Economie et finance : Le Maroc, un environnement économique stable qui inspire confiance aux investisseurs
Posté par Nabil le 07/07/2006 04:47:37 (1195 lectures) Articles du même auteur

L'économie marocaine a enregistré, depuis l'avènement du règne de SM le Roi Mohammed VI, des performances encourageantes dans un contexte difficile, faisant ainsi preuve d'une grande capacité d'adaptation et d'absorption des chocs qui n'a laissé indifférents ni les institutions financières internationales ni les investisseurs étrangers.
Durant cette étape de consolidation des acquis et de nouveaux départs, marquée par une forte présence du Souverain sur la scène économique, le Maroc a amorcé des transformations profondes de son économie et parvenu à préserver les grands équilibres macro-économiques et financiers.

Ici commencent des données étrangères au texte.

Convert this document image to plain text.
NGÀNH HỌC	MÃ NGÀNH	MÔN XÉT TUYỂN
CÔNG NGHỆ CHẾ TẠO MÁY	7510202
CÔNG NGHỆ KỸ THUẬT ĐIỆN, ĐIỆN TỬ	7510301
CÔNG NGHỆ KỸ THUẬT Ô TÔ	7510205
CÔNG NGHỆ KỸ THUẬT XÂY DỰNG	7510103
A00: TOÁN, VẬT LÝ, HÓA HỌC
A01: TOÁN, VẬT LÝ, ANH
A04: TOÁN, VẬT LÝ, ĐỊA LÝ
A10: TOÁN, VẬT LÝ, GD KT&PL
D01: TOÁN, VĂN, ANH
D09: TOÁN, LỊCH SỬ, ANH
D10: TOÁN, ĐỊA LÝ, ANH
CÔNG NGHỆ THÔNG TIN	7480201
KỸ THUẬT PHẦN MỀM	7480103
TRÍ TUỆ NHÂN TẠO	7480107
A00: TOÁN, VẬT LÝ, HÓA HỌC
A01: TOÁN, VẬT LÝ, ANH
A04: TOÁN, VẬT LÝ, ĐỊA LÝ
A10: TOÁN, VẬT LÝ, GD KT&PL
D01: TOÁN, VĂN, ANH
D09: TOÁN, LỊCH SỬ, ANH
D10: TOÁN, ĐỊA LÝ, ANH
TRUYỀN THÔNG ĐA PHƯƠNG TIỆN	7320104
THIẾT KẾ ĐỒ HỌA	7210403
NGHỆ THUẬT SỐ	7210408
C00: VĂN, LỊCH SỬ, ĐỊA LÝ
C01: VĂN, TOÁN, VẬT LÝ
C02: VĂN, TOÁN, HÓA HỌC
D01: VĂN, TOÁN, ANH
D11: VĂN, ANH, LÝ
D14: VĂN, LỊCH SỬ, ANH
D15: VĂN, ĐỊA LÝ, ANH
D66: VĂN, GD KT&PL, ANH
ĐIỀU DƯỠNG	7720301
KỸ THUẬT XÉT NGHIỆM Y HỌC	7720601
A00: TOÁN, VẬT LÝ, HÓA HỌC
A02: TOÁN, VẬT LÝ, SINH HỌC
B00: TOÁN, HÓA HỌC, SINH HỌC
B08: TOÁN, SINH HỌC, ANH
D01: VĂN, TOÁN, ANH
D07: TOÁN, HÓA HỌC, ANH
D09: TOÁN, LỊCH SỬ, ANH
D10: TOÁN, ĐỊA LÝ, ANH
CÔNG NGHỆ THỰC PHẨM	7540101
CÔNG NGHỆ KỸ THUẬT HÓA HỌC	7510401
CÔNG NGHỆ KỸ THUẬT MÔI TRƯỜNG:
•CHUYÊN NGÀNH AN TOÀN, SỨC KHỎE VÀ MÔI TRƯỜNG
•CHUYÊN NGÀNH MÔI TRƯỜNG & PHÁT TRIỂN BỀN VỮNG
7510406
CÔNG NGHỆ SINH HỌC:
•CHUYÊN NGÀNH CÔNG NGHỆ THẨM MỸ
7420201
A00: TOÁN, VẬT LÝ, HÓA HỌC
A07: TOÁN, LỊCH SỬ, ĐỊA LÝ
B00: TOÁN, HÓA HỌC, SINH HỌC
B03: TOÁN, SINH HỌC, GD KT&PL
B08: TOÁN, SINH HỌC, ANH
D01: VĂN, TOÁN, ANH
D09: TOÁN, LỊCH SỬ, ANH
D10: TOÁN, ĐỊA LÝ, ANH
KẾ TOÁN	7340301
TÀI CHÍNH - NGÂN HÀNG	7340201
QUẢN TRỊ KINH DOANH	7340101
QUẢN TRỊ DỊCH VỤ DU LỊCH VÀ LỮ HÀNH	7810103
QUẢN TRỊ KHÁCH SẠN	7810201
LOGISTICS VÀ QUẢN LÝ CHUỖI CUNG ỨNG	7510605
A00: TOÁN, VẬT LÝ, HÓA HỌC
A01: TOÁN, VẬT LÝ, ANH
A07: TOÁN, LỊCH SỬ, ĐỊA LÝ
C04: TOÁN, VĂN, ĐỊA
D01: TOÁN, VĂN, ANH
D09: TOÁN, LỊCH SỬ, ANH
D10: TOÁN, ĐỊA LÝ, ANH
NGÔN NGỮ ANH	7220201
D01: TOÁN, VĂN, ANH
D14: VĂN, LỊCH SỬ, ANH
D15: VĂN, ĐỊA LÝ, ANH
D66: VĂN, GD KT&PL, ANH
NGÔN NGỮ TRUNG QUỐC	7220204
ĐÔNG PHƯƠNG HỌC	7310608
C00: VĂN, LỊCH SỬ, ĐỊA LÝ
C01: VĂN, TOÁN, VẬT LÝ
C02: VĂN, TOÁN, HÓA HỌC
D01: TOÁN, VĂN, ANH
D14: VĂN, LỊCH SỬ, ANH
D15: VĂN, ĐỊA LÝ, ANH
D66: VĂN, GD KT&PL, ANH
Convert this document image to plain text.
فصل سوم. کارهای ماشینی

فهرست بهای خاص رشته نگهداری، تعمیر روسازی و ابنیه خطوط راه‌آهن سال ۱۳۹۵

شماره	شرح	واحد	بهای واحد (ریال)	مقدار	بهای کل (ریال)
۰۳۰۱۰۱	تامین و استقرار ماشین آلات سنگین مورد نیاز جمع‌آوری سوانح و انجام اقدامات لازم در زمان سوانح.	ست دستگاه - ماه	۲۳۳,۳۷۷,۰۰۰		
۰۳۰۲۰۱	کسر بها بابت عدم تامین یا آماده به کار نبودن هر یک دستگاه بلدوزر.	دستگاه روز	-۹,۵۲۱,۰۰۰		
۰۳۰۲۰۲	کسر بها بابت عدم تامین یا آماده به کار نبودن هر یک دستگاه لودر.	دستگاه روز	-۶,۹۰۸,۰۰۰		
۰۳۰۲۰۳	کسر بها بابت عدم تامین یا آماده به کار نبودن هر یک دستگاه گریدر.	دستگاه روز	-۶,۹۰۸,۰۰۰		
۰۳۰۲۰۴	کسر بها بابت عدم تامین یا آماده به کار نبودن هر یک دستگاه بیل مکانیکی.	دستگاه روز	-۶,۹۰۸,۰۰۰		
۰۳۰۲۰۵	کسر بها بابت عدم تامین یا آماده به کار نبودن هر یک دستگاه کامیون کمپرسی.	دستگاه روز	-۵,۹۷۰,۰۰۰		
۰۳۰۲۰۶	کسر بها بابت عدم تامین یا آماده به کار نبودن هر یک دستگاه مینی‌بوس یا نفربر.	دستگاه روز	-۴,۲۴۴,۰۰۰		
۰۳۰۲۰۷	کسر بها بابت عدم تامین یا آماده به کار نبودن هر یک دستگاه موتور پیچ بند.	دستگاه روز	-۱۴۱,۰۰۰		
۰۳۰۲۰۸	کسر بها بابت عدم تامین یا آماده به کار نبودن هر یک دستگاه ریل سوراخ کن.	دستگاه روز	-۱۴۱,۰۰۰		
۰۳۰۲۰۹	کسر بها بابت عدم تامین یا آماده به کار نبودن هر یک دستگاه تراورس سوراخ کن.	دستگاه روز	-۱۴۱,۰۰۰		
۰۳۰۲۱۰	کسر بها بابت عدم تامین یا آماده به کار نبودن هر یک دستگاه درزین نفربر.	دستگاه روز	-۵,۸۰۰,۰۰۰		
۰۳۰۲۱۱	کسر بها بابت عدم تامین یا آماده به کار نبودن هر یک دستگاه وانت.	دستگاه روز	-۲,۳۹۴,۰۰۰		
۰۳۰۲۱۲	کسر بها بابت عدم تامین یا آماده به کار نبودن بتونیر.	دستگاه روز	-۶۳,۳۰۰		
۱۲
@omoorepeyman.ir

C'est ainsi qu'en terme de performances économiques, la période 1999-2005 a été marquée par un taux de croissance (3,7 pc en moyenne) désormais moins volatile que par le passé. Ce niveau de croissance demeure, cependant, insuffisant eu égard aux potentialités du pays et aux enjeux en matière de chômage et de lutte contre la pauvreté.

Une autre performance à mettre à l'actif de l'économie marocaine, c'est sa capacité à préserver les équilibres macro-économiques et financiers, ce qui a conféré plus de confiance et de visibilité aux investisseurs aussi bien étrangers que nationaux.

Durant la période 1999-2005, le Maroc a pu maîtriser l'inflation autour de 1,5 pc en moyenne, contenir le déficit budgétaire à 3 pc du PIB et réduire le poids et le coût de la dette du trésor. La dette extérieure a baissé en moyenne de 4,4 points par an entre 1999 et 2005, alors que la dette intérieure a augmenté de 2,7 pc par an.

Par ailleurs, l'économie marocaine a enregistré, durant les sept dernières années, une progression substantielle de l'épargne nationale, grâce en particulier, au dynamisme des transferts de fonds des marocains résidant à l'étranger (MRE) et une nette amélioration des réserves de change et de la position extérieure du Royaume.

Suite à cette évolution positive des recettes MRE et du bon comportement du secteur du tourisme, la balance des paiements affiche désormais un solde excédentaire, mais cet excédent ne doit pas masquer la régression chronique de la balance commerciale, qui se traduit pas une perte de compétitivité de certains secteurs exportateurs. Entre 1999-2005, le déficit de la balance commerciale a presque triplé, pour atteindre environ 20 pc du PIB en 2005.

Toutes ces performances, réalisées pourtant dans une conjoncture difficile, montrent que l'économie marocaine a acquis au fil des années une grande capacité d'adaptation et d'amortissement des chocs, ce qui a forcé l'admiration des grandes institutions financières internationales, dont la Banque mondiale et le Fonds monétaires international, qui tout en soulignant la nécessité de poursuivre les réformes, ne manquent pas de mettre l'accent à l'occasion de chaque rapport sur les avancées réalisées par le Maroc.

Les appréciations de ces institutions financières sont confirmées par les agences de notation financière Standard & Poor's et Moody's. En 2005, S&P a porté sa notation pour le Maroc de BB à BB+, alors que Moody's a établi un rapport favorable sur la perception du risque Maroc et a fait savoir que la note pourrait être améliorée si la tendance des réformes se poursuivait à moyen terme.

Bien que ces appréciations témoignent d'un surcroît de confiance des investisseurs et des bailleurs de fonds dans l'économie marocaine, un long chemin reste encore à faire sur la voie de l'amélioration de la notation du Royaume pour intégrer le cercle des pays avancés dans ce domaine.